Herman Jellinek, the younger brother of Adolf Jellinek, was born and educated in Moravia (now in the Czech Republic). He continued his studies in Germany and earned a doctorate from the Leipzig University. He first attracted attention when he delivered a lecture on the occasion of Leibnitz’s 200th anniversary (1847) in which he opposed Leibnitz‘s philosophy. Hermann Jellinek was expelled from the university because of extremist activity. In reaction he wrote Das Denunciation System des saechsischen Liberalismus und des kritisch-nihilistische System Herman Jellineks (1847). He moved to Berlin, where together with Bruno Bauer he pursued his radical ideas.

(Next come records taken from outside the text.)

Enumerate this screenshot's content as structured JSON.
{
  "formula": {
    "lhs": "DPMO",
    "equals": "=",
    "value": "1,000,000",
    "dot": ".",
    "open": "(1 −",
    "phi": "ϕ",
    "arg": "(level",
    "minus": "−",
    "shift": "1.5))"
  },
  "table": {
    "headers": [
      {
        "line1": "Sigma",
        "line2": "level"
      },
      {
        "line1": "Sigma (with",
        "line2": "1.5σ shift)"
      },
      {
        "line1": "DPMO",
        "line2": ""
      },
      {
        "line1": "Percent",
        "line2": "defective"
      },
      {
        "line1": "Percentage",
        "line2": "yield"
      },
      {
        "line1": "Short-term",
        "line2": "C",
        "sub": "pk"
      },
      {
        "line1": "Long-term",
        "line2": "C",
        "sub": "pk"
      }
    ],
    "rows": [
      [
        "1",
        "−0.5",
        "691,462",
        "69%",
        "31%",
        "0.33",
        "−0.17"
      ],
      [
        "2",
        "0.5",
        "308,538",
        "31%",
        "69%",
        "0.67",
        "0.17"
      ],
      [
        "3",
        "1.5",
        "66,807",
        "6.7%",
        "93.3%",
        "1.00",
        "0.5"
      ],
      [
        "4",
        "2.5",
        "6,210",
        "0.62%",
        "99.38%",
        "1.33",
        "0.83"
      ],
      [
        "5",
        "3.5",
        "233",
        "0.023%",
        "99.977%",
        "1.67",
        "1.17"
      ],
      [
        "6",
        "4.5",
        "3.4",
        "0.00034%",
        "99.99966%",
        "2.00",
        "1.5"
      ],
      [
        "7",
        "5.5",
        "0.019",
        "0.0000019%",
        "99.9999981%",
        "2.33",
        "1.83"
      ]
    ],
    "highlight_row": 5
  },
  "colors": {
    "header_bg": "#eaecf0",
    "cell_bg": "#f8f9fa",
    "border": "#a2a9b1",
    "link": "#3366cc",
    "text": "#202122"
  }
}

Having been expelled from Berlin, he moved to Vienna in the year of the 1848 revolution. At the same time he contributed articles to Die Grenzboten of Kuranda. Jellinek was more radical than his editor, and left the periodical. He contributed his revolutionary anti Habsburg articles to the Allegemeine Oesterreichische Zeitung and to Der Radikale. Those articles denote the influence of Karl Marx’s ideas on the writer. After the failure of the revolution and the declaration of the martial law, Jellinek’s friends begged him to leave the country, but he refused. He was subsequently arrested for his revolutionary activities and sentenced to death by a military tribunal along with his non-Jewish friend A.Becher. Jellinek was executed on November 23, 1848, but his friend not. It was suggested that Hermann Jellinek was executed because of his Jewishness, while A.Becher was a Protestant.
Hermann Jellinek’s works include Die Taeuschung der aufgeklaerten Juden und ihre Fachigkeit zur Emancipation (1847), in which he mocks the attempt of Jews to describe Judaism as an enlightened religion in order to gain equal rights.